What about L.A. County’s budget crisis? How might that affect the work at the old General Hospital? The county said the initial $134 million investment has been secured and is not subject to clawbacks.
And plans for this sprawling campus don’t stop at the Art Deco structure. They spread out dozens of acres, turning the area in the shadow of General Hospital into a city within a city.
There eventually will be hundreds of mental health treatment beds here, in close proximity to the Los Angeles County-USC Medical Center that replaced the old hospital.
The Los Angeles General Medical Center’s Restorative Care Village already has 160 mental health treatment beds, and more than 100 additional beds are in the works.
Supervisor Hilda Solis said the idea to revitalize this campus goes back the better part of a decade, with roughly a hundred meetings held with the community.
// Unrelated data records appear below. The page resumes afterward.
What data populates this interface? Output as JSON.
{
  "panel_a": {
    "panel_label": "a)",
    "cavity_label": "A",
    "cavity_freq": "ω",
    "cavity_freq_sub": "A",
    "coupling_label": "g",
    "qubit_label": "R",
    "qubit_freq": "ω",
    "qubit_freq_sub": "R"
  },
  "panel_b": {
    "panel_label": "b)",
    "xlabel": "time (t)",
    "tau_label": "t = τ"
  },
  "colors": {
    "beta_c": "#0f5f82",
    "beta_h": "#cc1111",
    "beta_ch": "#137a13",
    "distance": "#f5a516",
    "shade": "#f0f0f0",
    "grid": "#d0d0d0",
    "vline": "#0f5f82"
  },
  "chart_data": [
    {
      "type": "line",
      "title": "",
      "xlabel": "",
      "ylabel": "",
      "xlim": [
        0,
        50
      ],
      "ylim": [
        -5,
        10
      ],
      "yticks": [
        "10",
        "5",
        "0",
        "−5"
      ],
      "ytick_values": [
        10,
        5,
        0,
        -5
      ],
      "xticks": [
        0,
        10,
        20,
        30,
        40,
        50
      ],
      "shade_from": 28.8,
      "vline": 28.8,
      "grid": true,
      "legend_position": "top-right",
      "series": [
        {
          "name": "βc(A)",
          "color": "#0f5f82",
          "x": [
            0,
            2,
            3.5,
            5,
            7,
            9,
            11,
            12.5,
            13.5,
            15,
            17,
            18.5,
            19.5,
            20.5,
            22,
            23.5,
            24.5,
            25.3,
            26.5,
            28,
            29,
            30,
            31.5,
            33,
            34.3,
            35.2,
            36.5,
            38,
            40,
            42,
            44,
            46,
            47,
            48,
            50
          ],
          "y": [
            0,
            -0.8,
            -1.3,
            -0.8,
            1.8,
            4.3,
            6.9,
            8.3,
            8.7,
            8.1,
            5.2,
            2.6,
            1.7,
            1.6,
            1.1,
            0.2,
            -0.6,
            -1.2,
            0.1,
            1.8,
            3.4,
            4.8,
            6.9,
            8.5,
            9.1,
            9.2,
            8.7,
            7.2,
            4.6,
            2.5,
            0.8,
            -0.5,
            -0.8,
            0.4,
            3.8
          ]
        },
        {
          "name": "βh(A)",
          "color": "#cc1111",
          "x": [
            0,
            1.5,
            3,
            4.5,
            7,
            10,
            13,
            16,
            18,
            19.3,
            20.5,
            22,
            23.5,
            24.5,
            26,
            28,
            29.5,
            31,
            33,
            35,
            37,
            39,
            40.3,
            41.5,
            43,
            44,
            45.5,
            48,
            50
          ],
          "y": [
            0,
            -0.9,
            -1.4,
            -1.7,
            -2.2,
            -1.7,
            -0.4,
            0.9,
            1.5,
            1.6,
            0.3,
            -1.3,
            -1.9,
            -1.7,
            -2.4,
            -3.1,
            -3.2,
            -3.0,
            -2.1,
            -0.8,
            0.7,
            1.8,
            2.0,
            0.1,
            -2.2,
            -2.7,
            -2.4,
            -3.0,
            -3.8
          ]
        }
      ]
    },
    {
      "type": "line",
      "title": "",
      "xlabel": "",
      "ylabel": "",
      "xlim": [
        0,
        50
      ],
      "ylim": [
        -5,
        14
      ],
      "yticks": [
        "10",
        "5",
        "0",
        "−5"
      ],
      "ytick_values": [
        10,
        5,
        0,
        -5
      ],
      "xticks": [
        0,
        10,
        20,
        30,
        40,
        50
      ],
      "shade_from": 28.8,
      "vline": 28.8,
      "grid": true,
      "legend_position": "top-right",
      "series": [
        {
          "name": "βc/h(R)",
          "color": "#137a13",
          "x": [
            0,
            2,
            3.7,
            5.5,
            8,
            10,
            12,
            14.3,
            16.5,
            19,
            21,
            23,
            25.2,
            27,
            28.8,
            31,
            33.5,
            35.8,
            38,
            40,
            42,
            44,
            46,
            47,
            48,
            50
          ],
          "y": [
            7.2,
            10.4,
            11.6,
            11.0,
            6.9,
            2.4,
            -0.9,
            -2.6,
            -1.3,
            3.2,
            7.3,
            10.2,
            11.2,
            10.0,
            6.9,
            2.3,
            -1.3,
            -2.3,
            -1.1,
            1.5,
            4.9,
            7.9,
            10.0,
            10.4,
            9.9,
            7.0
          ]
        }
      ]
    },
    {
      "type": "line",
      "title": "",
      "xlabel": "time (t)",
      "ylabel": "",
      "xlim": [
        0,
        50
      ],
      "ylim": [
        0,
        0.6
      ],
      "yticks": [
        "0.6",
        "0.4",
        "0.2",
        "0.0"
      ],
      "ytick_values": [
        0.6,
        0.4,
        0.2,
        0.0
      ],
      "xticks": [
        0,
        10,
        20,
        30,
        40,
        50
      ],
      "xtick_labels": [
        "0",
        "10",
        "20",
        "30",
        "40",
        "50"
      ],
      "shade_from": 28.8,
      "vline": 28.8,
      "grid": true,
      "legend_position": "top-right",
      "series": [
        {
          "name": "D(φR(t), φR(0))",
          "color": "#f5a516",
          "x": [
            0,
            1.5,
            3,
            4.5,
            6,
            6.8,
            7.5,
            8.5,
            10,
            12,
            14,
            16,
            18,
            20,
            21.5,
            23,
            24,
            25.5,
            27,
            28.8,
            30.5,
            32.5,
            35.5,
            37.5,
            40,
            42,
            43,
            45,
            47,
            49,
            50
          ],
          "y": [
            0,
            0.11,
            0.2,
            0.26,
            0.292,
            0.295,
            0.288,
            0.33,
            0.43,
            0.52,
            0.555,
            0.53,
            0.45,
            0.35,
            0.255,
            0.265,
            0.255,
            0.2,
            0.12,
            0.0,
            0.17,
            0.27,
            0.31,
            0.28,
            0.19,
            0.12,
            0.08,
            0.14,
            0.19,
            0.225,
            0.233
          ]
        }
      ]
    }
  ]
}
Many said they didn’t want to lose the 1933 building in the process.

“The community wanted to preserve that,” Solis told LAist. “They didn’t want to see it torn down. And to be honest ... I understand that. There’s history there, whether it’s good, bad, indifferent.”
As the county struggles to meet the massive needs for housing and mental health care, Solis said she’d like to see every district look at ways of repurposing spaces like this across the region.
“The more people realize that it is something that is so important to our history in L.A. County, to preserve and to continue to support, I hope that more people will be inspired to help us,” Solis said.
Officials said they hope the cleanup work and partial seismic retrofit in the old building will be completed within two years.